The ‘ad’ goes on to suggest actions one should take to protect oneself (and possibly others) from domestic violence, and to provide a descriptive analysis of a Protection Order.
One of the suggestions made is to make a report to the nearest police station; but therein lies a conundrum.
Those who are supposed “To Protect and Serve” most often have provided the catalyst for a tragedy to occur by their attitude, attention – or lack thereof, and plain don’t-care-a-damn behaviour when a complainant drums up the requisite (most often with great difficulty) courage and lodges a complaint.
Many victims of continuous abuse are killed because of the complacency of the members of the Police Force, who refuse to investigate complaints and lay charges, or take the actions necessary to protect the victim from further abuse.
Guyanese have stopped being their brother’s (and sister’s) keepers because, in many communities, neighbours witnessing a continuum of, and escalating instances of, abuse refuse to become involved. They prefer to enjoy the unfolding tragedy, even adding to it with malicious rumour-mongering and strife-making, because the titillation of feuds and wars within families find a corresponding resonance in the dark nuances resident in every soul; and the average person refuses to rise above their more decadent equivalencies to achieve a higher plane of thought and action, enough to maybe intercede and probably save a family from ultimate destruction.
And one wonders what part the church bodies and religious leaders play in melding communities into units cohesive enough to fashion strategies for interventions within families and the general society in efforts to divert energies into more productive and peaceful approaches to conflict resolution – even to the point of empowerment.
The acceleration in violence-prone conflicts within families and societies is spiraling out of control, to the extent where many lives have been lost, with many more dislocated, and there seems to be no end in sight.

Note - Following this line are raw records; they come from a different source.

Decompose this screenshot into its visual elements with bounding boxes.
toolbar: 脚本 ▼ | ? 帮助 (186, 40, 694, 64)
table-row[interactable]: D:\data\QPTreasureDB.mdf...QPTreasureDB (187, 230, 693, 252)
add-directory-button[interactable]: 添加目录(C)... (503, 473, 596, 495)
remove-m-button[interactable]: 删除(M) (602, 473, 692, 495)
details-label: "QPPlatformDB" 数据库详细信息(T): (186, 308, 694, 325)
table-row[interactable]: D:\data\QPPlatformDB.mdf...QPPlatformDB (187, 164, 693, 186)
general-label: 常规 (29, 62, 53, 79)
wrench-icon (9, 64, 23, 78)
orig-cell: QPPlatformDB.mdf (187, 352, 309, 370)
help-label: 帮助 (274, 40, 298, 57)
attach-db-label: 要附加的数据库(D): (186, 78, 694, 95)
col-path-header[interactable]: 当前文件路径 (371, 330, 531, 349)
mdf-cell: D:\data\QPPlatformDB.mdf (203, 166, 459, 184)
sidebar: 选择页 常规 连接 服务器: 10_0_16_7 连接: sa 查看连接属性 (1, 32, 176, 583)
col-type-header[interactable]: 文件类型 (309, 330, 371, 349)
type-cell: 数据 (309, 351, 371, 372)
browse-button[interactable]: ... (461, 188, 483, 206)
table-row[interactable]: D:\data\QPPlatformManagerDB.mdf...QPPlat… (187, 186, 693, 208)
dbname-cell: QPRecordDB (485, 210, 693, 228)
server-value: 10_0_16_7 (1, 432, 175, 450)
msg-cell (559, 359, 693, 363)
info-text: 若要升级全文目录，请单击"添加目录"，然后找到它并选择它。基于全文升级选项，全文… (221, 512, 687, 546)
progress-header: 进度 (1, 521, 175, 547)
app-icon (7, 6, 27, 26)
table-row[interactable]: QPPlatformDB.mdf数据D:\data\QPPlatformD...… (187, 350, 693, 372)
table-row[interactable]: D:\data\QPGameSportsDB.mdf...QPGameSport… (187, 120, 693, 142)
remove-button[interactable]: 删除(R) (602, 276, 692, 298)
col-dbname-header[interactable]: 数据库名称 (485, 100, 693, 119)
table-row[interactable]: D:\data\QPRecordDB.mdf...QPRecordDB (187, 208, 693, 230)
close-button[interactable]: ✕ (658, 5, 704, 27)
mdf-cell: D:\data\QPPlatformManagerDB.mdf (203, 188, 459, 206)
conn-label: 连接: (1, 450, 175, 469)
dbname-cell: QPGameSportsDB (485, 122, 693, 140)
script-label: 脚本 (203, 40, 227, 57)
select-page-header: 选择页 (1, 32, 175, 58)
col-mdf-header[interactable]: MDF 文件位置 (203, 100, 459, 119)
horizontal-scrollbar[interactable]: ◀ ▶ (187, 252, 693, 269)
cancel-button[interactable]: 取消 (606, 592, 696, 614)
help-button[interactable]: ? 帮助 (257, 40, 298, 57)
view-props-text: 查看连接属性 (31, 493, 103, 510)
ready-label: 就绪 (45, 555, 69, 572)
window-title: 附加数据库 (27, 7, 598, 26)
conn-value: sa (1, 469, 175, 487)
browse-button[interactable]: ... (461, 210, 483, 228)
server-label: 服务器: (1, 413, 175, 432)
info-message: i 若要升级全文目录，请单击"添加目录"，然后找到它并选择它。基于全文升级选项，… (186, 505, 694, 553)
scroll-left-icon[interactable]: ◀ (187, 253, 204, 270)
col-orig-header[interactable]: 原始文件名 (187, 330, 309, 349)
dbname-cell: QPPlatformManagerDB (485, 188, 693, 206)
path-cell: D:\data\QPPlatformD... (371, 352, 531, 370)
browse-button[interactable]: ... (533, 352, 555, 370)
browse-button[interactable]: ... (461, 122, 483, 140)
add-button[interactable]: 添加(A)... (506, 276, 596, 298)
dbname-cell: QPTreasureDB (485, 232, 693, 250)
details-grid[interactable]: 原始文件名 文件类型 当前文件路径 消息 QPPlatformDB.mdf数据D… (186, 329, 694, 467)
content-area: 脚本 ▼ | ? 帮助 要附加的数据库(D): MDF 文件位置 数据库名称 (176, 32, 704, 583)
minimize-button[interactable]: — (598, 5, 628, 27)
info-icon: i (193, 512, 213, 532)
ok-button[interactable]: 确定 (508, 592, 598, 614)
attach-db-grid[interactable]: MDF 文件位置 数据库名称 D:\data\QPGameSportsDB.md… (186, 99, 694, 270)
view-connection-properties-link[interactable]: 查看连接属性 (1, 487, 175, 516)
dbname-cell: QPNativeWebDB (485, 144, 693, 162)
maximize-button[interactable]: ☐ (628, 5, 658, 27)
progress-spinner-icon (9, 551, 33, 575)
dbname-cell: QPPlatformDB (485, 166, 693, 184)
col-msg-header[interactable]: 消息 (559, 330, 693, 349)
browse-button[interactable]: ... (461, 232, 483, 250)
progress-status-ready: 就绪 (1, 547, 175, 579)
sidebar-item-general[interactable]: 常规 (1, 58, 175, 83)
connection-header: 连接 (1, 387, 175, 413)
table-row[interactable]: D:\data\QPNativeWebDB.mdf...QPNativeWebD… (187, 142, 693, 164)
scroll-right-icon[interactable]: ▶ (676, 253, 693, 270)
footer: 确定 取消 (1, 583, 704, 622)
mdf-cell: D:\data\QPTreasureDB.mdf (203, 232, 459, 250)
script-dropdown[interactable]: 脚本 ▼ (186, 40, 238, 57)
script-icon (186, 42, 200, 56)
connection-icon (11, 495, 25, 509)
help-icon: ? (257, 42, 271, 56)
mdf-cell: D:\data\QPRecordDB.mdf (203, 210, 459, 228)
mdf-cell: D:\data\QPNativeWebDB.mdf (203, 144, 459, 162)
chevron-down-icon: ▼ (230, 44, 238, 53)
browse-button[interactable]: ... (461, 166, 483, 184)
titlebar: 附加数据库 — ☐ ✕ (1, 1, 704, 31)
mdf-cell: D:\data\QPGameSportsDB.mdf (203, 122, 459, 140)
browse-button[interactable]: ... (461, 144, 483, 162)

Unless there is a holistic, proactive approach, where all stakeholders in the nation are made aware that this cause and this fight is a national one, because, more often than not, it is our children – the future generations of our nation, who are the statistics of domestic violence, every effort made –valiant and committed as they may be, will prove woefully inadequate, because domestic violence is a national tradition entrenched in the Guyanese psyche.